We have an interesting approach to the law in Quebec.

The balloting doesn't end until tonight but it looks as if the Parti
Quebecois is about to elect as its leader and, the way the polls are
running these days, Quebec's next premier, a 39-year-old, Andre
Boisclair, who admits to having used cocaine as recently as seven
years ago, while he was a cabinet minister in Lucien Bouchard's government.

Now, the use of cocaine was at the time and still is illegal. People
presumably are being incarcerated for it even as you read this.
They're certainly being incarcerated for selling cocaine. (That's
always been a puzzle: If buying marijuana, say, is no longer a crime,
why should selling marijuana be one?) But, if anything, the
revelation of Mr. Boisclair's drug use actually seemed to help his
campaign. In the short run, at least, he seemed a victim of the
boisterous press scrum at which he first addressed his former habits.

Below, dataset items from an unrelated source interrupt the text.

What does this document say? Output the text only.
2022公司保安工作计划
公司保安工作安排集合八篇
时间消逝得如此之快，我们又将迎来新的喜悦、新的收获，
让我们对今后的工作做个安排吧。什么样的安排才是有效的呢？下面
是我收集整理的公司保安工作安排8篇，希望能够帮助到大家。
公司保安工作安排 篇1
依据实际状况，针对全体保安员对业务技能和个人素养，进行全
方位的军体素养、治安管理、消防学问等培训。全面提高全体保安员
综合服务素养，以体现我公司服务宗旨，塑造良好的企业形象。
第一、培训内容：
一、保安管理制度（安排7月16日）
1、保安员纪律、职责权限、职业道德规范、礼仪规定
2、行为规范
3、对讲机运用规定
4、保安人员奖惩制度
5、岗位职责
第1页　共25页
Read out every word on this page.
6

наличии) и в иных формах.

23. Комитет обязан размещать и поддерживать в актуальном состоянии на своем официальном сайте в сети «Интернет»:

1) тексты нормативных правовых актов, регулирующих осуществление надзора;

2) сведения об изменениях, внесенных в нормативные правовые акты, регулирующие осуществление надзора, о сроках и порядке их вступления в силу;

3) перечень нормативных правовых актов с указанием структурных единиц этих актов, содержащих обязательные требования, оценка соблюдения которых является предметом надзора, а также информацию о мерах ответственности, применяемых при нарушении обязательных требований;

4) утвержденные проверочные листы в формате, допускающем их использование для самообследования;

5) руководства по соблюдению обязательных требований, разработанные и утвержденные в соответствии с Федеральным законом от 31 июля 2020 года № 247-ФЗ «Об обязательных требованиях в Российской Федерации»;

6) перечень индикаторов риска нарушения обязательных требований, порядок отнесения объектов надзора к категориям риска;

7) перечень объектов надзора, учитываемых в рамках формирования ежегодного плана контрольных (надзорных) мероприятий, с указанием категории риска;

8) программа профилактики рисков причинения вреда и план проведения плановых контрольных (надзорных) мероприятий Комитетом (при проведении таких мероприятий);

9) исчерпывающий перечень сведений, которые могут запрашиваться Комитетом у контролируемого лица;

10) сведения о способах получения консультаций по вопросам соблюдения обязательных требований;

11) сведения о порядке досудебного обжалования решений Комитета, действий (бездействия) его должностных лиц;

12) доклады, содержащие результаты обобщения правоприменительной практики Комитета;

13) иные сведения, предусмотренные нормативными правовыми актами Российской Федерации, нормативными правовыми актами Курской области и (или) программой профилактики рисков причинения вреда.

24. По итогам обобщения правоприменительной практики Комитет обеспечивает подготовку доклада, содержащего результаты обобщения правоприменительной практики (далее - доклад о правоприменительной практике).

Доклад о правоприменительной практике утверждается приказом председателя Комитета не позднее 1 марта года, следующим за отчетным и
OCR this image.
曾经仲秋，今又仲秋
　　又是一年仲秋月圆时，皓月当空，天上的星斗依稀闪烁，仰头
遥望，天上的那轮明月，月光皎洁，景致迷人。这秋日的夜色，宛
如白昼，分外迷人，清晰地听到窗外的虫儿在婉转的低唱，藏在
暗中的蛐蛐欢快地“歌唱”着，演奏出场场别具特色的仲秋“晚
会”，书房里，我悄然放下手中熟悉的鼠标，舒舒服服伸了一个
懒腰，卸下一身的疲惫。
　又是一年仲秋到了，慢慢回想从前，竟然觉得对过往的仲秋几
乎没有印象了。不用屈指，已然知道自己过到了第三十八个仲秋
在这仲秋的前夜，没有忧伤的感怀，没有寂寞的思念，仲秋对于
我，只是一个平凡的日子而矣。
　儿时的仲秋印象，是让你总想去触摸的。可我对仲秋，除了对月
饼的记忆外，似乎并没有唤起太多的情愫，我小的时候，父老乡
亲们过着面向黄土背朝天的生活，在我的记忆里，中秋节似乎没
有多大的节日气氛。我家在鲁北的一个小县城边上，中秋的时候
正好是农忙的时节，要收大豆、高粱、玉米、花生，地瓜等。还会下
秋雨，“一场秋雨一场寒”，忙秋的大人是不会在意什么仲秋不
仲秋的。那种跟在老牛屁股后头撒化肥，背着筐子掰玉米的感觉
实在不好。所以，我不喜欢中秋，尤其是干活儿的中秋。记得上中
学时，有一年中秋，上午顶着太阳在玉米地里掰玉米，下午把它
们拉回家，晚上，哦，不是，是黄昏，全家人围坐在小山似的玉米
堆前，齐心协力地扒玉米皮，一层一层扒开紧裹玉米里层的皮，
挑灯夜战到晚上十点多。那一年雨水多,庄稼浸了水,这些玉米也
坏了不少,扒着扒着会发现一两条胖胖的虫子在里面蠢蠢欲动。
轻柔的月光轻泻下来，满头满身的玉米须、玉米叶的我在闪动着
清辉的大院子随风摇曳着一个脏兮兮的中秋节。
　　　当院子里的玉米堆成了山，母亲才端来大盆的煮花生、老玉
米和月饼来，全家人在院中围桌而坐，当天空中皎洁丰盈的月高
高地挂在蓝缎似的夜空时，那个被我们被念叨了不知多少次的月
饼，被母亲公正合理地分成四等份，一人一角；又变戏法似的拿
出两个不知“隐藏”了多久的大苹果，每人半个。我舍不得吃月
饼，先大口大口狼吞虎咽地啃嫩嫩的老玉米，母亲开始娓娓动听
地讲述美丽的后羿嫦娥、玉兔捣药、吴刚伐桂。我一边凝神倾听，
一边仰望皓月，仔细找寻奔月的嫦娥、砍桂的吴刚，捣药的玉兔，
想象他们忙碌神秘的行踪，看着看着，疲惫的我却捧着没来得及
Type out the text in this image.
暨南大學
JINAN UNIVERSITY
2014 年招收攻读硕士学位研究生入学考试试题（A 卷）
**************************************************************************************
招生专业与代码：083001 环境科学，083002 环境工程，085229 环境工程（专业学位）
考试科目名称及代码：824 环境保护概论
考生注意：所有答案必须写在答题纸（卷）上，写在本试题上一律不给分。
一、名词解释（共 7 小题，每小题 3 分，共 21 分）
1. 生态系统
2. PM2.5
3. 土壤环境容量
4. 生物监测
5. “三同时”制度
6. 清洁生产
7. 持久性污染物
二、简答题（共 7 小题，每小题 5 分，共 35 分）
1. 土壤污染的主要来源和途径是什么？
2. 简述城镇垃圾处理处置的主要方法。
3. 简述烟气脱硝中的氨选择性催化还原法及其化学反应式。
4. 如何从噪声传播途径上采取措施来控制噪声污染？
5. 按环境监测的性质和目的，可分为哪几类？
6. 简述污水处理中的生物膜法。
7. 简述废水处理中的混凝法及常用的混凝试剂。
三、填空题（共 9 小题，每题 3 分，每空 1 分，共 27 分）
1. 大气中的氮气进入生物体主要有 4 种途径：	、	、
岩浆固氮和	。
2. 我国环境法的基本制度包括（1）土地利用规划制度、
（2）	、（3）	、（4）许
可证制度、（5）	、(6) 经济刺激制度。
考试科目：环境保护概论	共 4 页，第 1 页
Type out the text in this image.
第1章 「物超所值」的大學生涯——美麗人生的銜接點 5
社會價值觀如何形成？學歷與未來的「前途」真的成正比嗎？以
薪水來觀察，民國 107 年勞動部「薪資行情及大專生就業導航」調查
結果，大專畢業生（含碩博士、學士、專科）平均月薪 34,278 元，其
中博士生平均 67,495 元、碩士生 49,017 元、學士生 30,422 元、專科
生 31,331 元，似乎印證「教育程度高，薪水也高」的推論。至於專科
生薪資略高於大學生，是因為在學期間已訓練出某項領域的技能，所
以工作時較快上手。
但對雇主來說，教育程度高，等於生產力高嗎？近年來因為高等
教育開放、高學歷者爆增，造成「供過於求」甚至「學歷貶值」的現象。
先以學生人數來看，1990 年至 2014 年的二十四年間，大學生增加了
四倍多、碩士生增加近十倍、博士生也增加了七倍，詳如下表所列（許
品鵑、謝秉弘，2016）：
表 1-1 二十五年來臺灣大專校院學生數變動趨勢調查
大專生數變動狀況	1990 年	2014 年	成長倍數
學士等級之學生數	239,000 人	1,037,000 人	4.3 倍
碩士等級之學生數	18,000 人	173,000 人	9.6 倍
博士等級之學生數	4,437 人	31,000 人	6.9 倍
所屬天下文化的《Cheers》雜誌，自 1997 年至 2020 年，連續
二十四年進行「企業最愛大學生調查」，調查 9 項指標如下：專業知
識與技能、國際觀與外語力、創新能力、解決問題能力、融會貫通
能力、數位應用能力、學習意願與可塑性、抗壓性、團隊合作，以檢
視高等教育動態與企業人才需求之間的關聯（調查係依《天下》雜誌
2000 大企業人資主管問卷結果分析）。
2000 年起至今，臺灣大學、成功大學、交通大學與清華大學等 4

A cabinet minister admits to having broken the law, knowingly and
recklessly, and the public gets all bothered about the press being
rude, which admittedly the press often is, though usually not often
enough. Civility is a fine thing, but what does it say about our
values that his interrogators' rudeness won Mr. Boisclair more
sympathy than his own admitted law-breaking earned him contempt? Drug
use is supposed to be a victimless crime, but here's Mr. Boisclair
turned into a victim.

We like to think of ourselves as a sophisticated bunch in Quebec.
Yes, maybe cocaine use is illegal, but, hey, doesn't everybody do it?
Or at least doesn't everybody who counts do it? If you've got money,
if you disdain the slow lane, if you're famous, it seems you're
almost obliged to do it.

In this culture, being against recreational drug use, particularly of
a designer drug like cocaine, means not being cool. Sure, the
thinking goes, using cocaine may be against law, but it's a bad law:
We shouldn't be harassing people for their lifestyle choices. What
they do on their own time -- even ministers of the Crown -- is their
own business.

Except, it seems, if what they're doing on their own time in the
privacy of their own homes is -- I know this is a family newspaper
but in the interests of good journalism this disgusting act must be
described in its full details -- spreading margarine that is the same
colour as butter onto their toast or mashed potatoes or pancakes or
Brussels sprouts. And then -- brace yourself for this -- ingesting.

Some substance abuse clearly will not be tolerated, not even in
Quebec. For at the height of the PQ leadership campaign, when legal
relativism about cocaine was making the airwaves buzz, agents of the
Quebec Ministry of Agriculture raided four Quebec City Wal-Marts and
confiscated 72 tubs of illegal margarine. Street value: $179.28.

In this province, margarine gets to be illegal by being the wrong
colour. It can be any colour it wants, except the same colour as
butter. Yes, Virginia, our government employs people to police the
colour of margarine.

The rationale is that this protects consumers from unscrupulous
margarine dealers who will try to pass off their edible vegetable
product as real butter, which supposedly is the status all margarine
aspires to. "I Can't Believe It's Not Butter" is the actual name of
one margarine Unilever produces.

But of course consumers aren't actually that stupid. The real reason
for the law is to make margarine more expensive to produce. Having to
stop the machines and change colour for the batch destined for Quebec
costs money. And white margarine is less attractive, which raises the
demand for butter.

Finally, there's the popular psychodrama of the poor Quebec dairy
farm pitted against the foreign giant Wal-Mart. If it ever came out
that M. Boisclair got his drugs from a foreign multinational, well,
that would change everything.

We Quebecers evidently think we're smart enough to make our own
choices about narcotics. It's just margarines we can't be trusted with.

Maybe the law against cocaine use is a stupid law. We can debate
that, and probably should. I expect we'd get opinions on both sides.

But everybody who doesn't have his own dairy herd understands the
margarine law really is a stupid law. But no politician will say the
emperor has no clothes and get rid of it.

With laws like that on the books, is it any wonder even cabinet
ministers feel they can pick and choose exactly which laws they'll obey?